Be careful of how you fill the state matrix with your 16 bytes of input.

// wrong
 0  1  2  3
 4  5  6  7
 8  9 10 11
12 13 14 15

// correct
 0  4  8 12
 1  5  9 13
 2  6 10 14
 3  7 11 15

Congrats!

You just implemented AES. Try decrypting the file here to see if you got it right :)

If you haven’t yet managed it, you could check out the FIPS-197 Document which elaborates on each step.

My implementation

You can find my implementation here:

aes.go - encrypt(), decrypt() and all helper functions.
aes_test.go - test vectors for each step.
const.go - S-boxes and the Galois-field multiplication lookup tables.

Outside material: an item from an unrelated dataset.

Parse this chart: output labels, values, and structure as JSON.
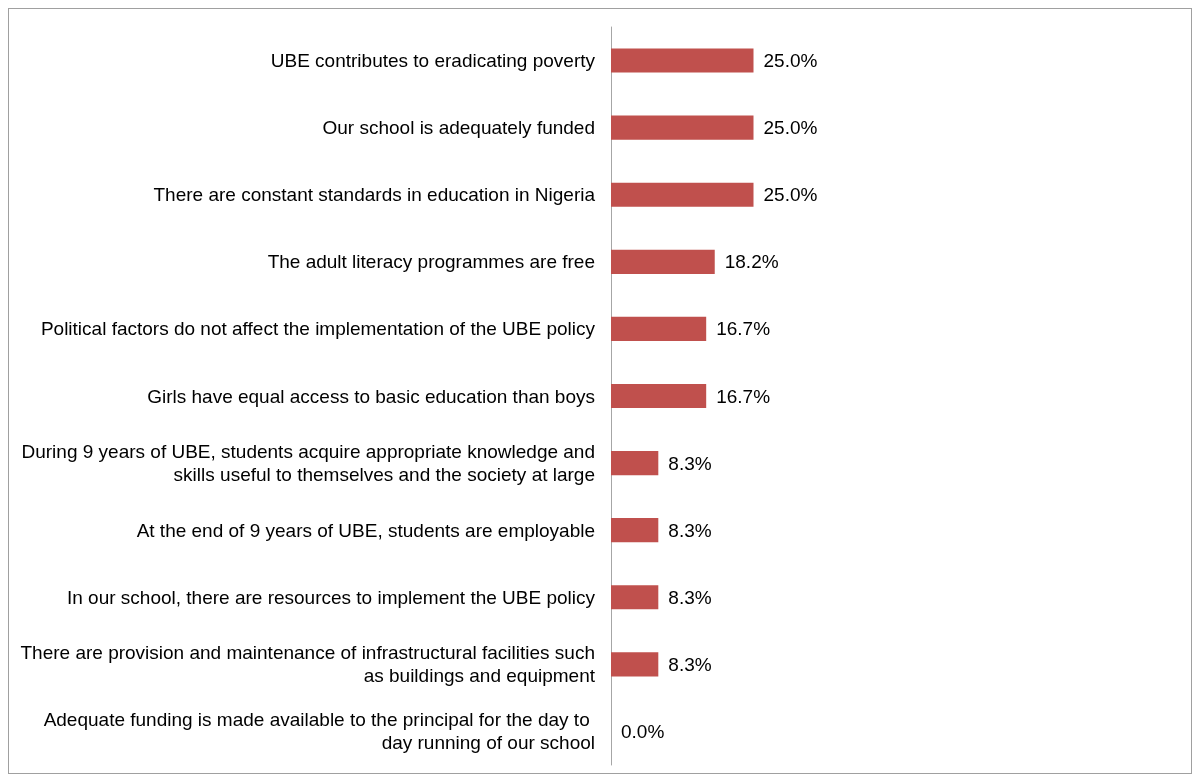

The caveats mentioned in the foot-shooting-prevention agreement apply to my code as well. The linked code is useful for learning about AES, but is not secure and should not be used to encrypt anything important.

Advanced implementation

The creators of AES designed the algorithm in such a way that implementations could make a trade-off between speed and code size. There are 4 possible levels, increasing in size and speed:

0kB - no lookup tables, all steps are calculated, including substitution.
256 bytes x 2 - s-box and inverse-s-box are stored as lookup tables.
4kB x 2 - the Galois field multiplication tables are stored. (Approach taken by my impl.)
24kB x2 - The entire round (subBytes, shiftRows and mixColumns) are replaced by a lookup table. The only operation left is addRoundKey.

The last is the fastest possible software implementation. Such an implementation can be found in the Go standard library here. If the CPU’s cache is large enough to accommodate the entire table, it will be really fast.

Hardware implementations are even faster. Intel and AMD introduced CPU instructions called AES-NI. These instructions are

AESENC and AESENCLAST (for the first n-1 round and last round respectively)
AESDEC and AESDECLAST
AESKEYGENASSIST (to generate the expanded key)

These instructions can perform AES in 3.5 CPU cycles/byte, while the best software implementation would take 10-30 cycles/byte. source

The Go Standard Library also has an implementation that uses these instructions.

Closing

I hope you found this post useful. I had a lot of fun learning about AES and implementing it and I wanted to share it with as many people as possible.